Pass sanitized input as column name in where clause

Question

I have a function that accepts a $filter argument and then pulls data from an SQL table based on the filters in the argument. At first I tried overloading the function so that one function took a single $filter variable and another took an array for multiple filters. But then, I started wondering how I could sanitize the filter tag.

That may have been confusing so here are some examples. For example, a user types in the search box to display all users with the name John. So, $filter_tag would be set to say 'name' and $filter would be set to say 'John'. My PDO query would look something like this:

$query = "SELECT `name` FROM `users` WHERE ";
$query .= $filter_tag." = ?";

The issue is that $filter_tag is not sanitized. If I do sanitize it and the variable is escaped, then the query will not work.

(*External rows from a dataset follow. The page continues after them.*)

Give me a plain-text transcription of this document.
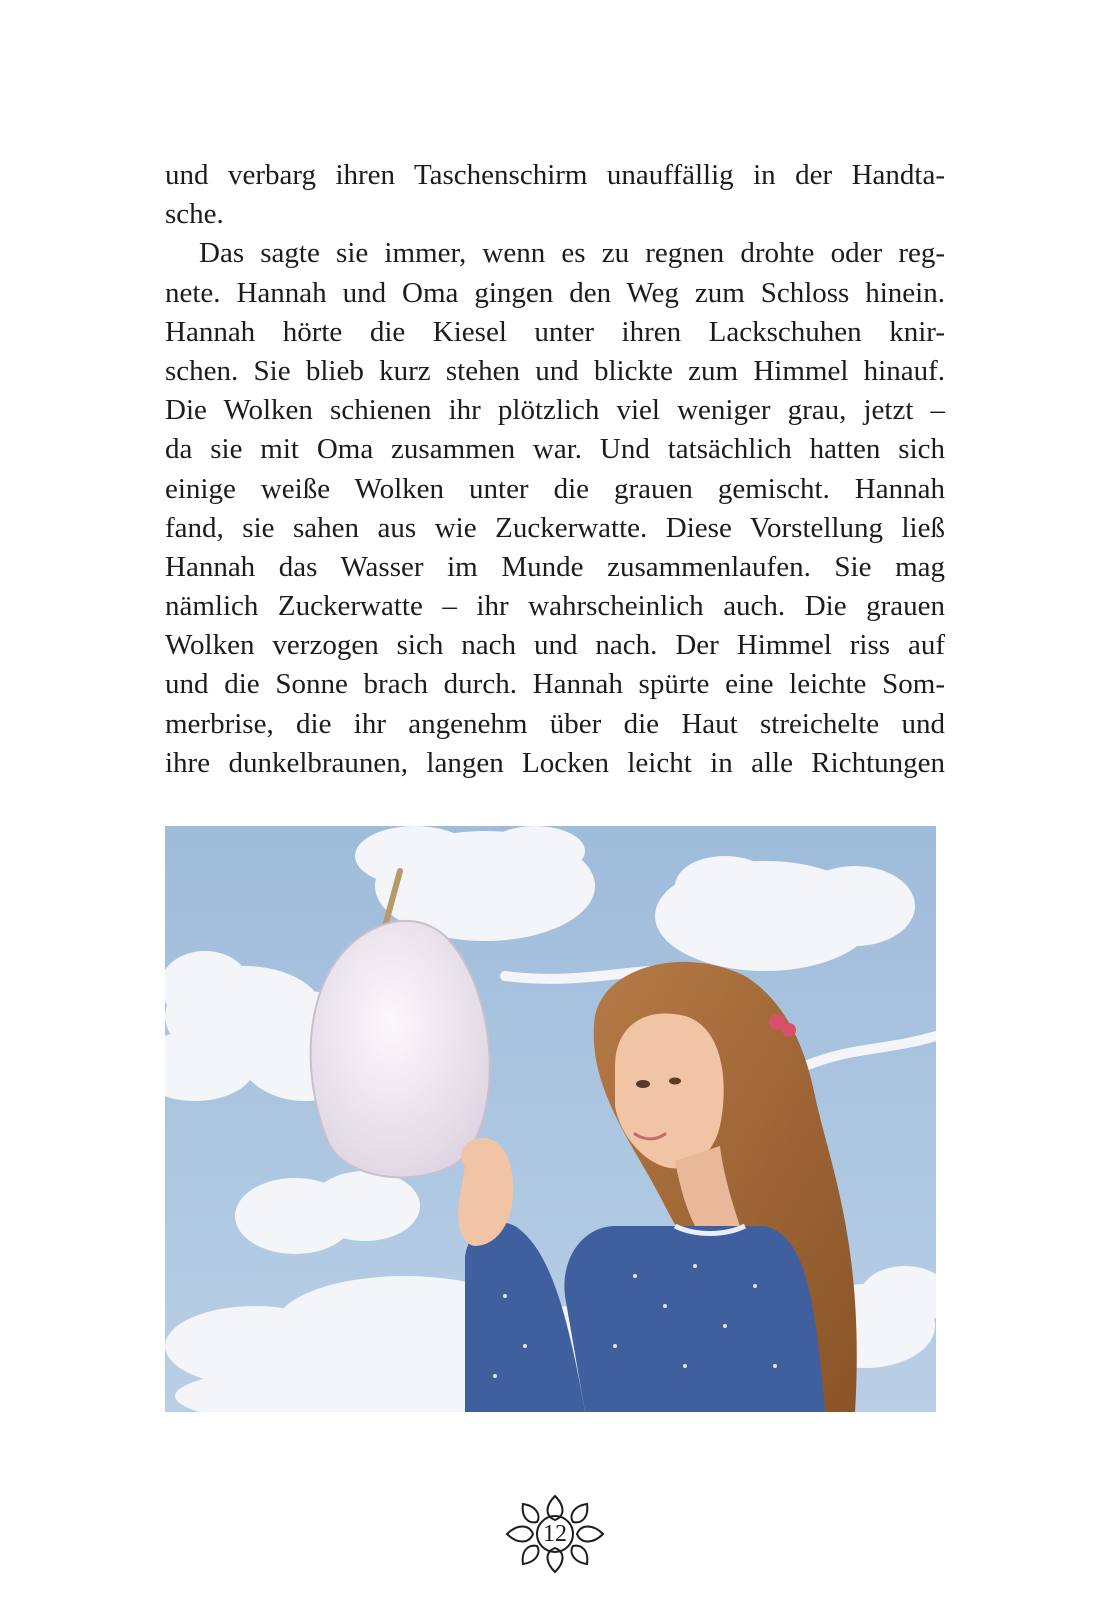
und verbarg ihren Taschenschirm unauffällig in der Handta-
sche.
Das sagte sie immer, wenn es zu regnen drohte oder reg-
nete. Hannah und Oma gingen den Weg zum Schloss hinein.
Hannah hörte die Kiesel unter ihren Lackschuhen knir-
schen. Sie blieb kurz stehen und blickte zum Himmel hinauf.
Die Wolken schienen ihr plötzlich viel weniger grau, jetzt –
da sie mit Oma zusammen war. Und tatsächlich hatten sich
einige weiße Wolken unter die grauen gemischt. Hannah
fand, sie sahen aus wie Zuckerwatte. Diese Vorstellung ließ
Hannah das Wasser im Munde zusammenlaufen. Sie mag
nämlich Zuckerwatte – ihr wahrscheinlich auch. Die grauen
Wolken verzogen sich nach und nach. Der Himmel riss auf
und die Sonne brach durch. Hannah spürte eine leichte Som-
merbrise, die ihr angenehm über die Haut streichelte und
ihre dunkelbraunen, langen Locken leicht in alle Richtungen
12
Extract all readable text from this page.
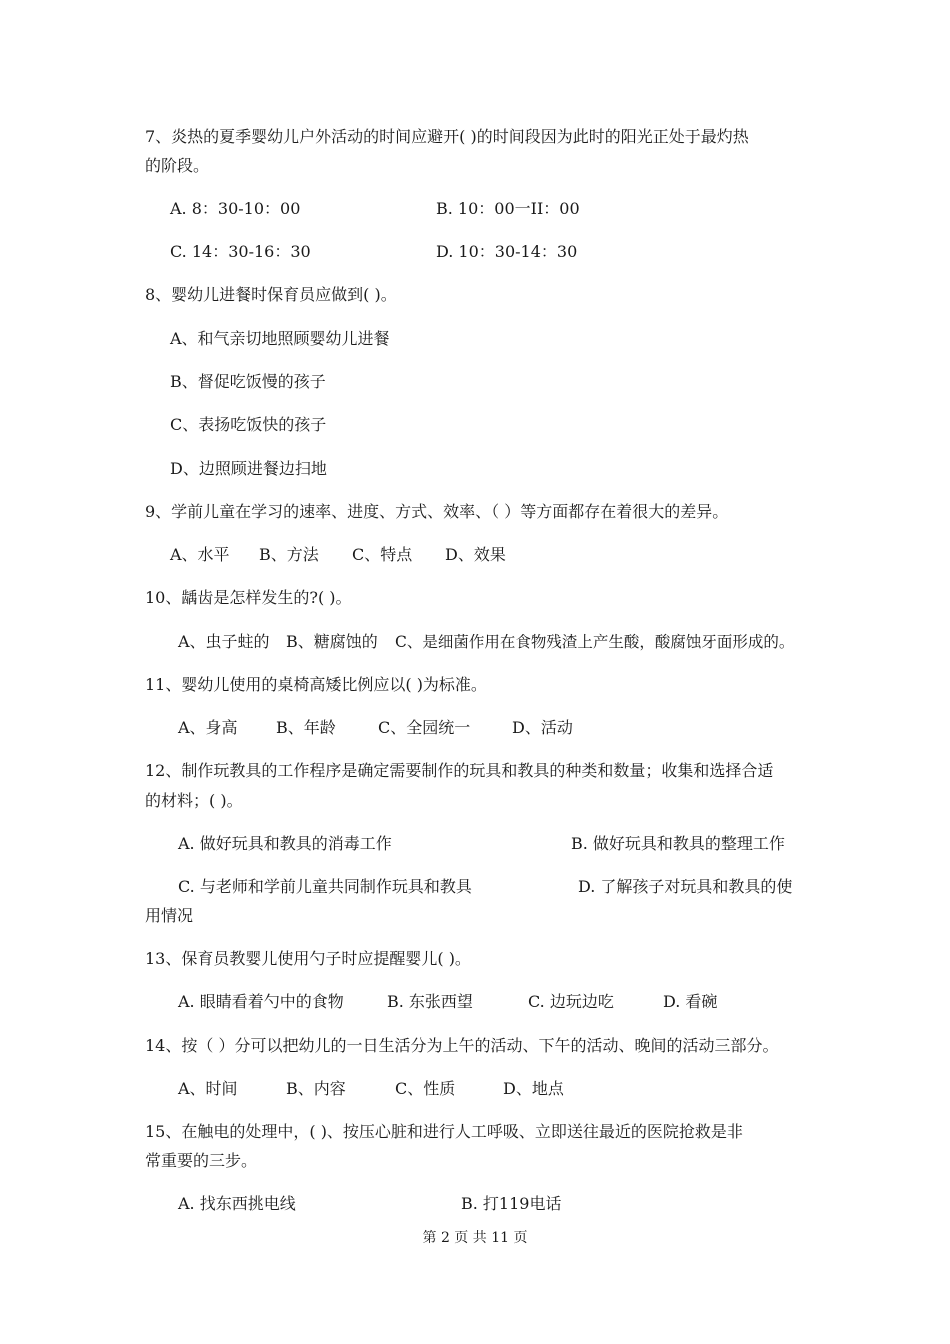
7、炎热的夏季婴幼儿户外活动的时间应避开( )的时间段因为此时的阳光正处于最灼热
的阶段。
A. 8：30-10：00	B. 10：00一II：00
C. 14：30-16：30	D. 10：30-14：30
8、婴幼儿进餐时保育员应做到( )。
A、和气亲切地照顾婴幼儿进餐
B、督促吃饭慢的孩子
C、表扬吃饭快的孩子
D、边照顾进餐边扫地
9、学前儿童在学习的速率、进度、方式、效率、（ ）等方面都存在着很大的差异。
A、水平 B、方法 C、特点 D、效果
10、龋齿是怎样发生的?( )。
A、虫子蛀的 B、糖腐蚀的 C、是细菌作用在食物残渣上产生酸，酸腐蚀牙面形成的。
11、婴幼儿使用的桌椅高矮比例应以( )为标准。
A、身高 B、年龄	C、全园统一	D、活动
12、制作玩教具的工作程序是确定需要制作的玩具和教具的种类和数量；收集和选择合适
的材料；( )。
A. 做好玩具和教具的消毒工作	B. 做好玩具和教具的整理工作
C. 与老师和学前儿童共同制作玩具和教具	D. 了解孩子对玩具和教具的使
用情况
13、保育员教婴儿使用勺子时应提醒婴儿( )。
A. 眼睛看着勺中的食物	B. 东张西望	C. 边玩边吃	D. 看碗
14、按（ ）分可以把幼儿的一日生活分为上午的活动、下午的活动、晚间的活动三部分。
A、时间	B、内容	C、性质	D、地点
15、在触电的处理中，( )、按压心脏和进行人工呼吸、立即送往最近的医院抢救是非
常重要的三步。
A. 找东西挑电线	B. 打119电话
第 2 页 共 11 页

Maybe I am making this more complicated than it needs to be and there is some simple solution.

Please comment if you do not understand something that I am asking.

Answer 1

You could create a whitelist of valid tags:

if (in_array($filter_tag, ['name', ...], true)) {
    $query .= $filter_tag . = '?';
}

Alternately you could remove all invalid characters, but I prefer the whitelist approach, because there are only that many valid column names :)

Lastly, instead of the above code you could also turn the condition around and raise an error if the given tag doesn't appear in the whitelist. In some cases this may be the better approach, because otherwise you may get an error later on because the number of arguments passed to ->execute() should match the number of placeholders in the query.